Após muita conversa sobre direitos e deveres, os meninos e meninas – que têm, em média, entre 10 e 11 anos –, decidiram criar um código de conduta para si próprios em sala de aula. “Eu brigava por nada. Agora vi que não é preciso ser assim, e meus amigos dizem que estou muito mais legal”, conta Célia, colega de Brenda e de Felipe. Outra idéia da turma foi criar “monitores do recreio”: a cada semana, um grupo de alunos assume a responsabilidade de ajudar os educadores a zelar pela paz nos intervalos da aula, intermediando conflitos como disputas por brinquedos ou discussões mais acaloradas.
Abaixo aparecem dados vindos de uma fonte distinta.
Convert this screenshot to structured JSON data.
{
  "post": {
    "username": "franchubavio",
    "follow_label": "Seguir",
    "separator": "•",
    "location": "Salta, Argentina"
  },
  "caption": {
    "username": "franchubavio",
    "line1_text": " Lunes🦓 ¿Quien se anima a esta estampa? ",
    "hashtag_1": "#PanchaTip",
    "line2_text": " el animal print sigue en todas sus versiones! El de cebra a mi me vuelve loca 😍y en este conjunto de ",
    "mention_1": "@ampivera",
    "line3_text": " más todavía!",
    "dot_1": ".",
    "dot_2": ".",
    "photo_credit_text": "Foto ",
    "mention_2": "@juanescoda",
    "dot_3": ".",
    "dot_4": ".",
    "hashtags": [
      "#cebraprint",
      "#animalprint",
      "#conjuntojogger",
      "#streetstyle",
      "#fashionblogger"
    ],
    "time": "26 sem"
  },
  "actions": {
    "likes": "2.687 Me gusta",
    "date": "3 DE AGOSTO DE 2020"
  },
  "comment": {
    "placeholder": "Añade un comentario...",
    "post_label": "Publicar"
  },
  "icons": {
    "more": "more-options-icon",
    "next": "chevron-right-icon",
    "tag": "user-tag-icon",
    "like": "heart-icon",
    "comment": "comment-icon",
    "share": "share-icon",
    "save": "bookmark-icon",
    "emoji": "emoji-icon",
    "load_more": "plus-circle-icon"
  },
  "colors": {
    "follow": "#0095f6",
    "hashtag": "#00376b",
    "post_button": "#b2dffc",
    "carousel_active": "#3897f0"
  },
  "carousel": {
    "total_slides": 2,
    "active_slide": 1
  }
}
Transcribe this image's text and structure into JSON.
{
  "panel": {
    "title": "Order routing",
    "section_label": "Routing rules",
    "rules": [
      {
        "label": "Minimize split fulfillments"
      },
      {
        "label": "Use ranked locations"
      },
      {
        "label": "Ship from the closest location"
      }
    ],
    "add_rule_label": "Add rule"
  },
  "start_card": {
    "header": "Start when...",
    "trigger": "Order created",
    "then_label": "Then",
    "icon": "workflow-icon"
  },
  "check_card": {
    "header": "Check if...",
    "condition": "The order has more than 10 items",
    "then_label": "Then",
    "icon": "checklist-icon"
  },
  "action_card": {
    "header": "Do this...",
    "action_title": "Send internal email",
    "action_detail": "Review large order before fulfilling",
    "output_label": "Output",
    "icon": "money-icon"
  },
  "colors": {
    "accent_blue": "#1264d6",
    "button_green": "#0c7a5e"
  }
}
A partir dos debates sobre o ECA, o pensamento crítico ganhou espaço nas aulas. Os alunos escreveram uma carta ao presidente Lula e sonham em entregá-la pessoalmente. Na carta, reivindicam igualdade de oportunidades para as crianças brasileiras e pedem que o governo invista mais na divulgação do Estatuto, inclusive com materiais que falem a linguagem delas. Um trecho da carta, escrito a mão em letras grandes, ocupa uma das paredes da sala de aula, do teto ao chão. O próximo projeto dos alunos da Rivat é uma rádio, que deve entrar no ar durante os recreios, pelo sistema de alto-falantes do colégio.

A instituição é uma amostra do quanto pode render, em termos de aprendizado e de cidadania, a abordagem do ECA em sala de aula. Quando perguntada sobre como a escola – que fica em uma das cidades-satélites mais empobrecidas dos arredores de Brasília e onde todos os alunos são bolsistas – conseguiu tanta mobilização em torno dos direitos da infância, a professora da turma, Adriana Marla, dá a receita: “Basta força de vontade e querer fazer diferente. Assim os alunos ganham, e a gente também. E assim se constrói um conhecimento.”

* Tatiana Beltrão é Jornalista Amiga da Criança, título concedido pela
Agência de Notícias dos Direitos da Infância (ANDI) em 2001.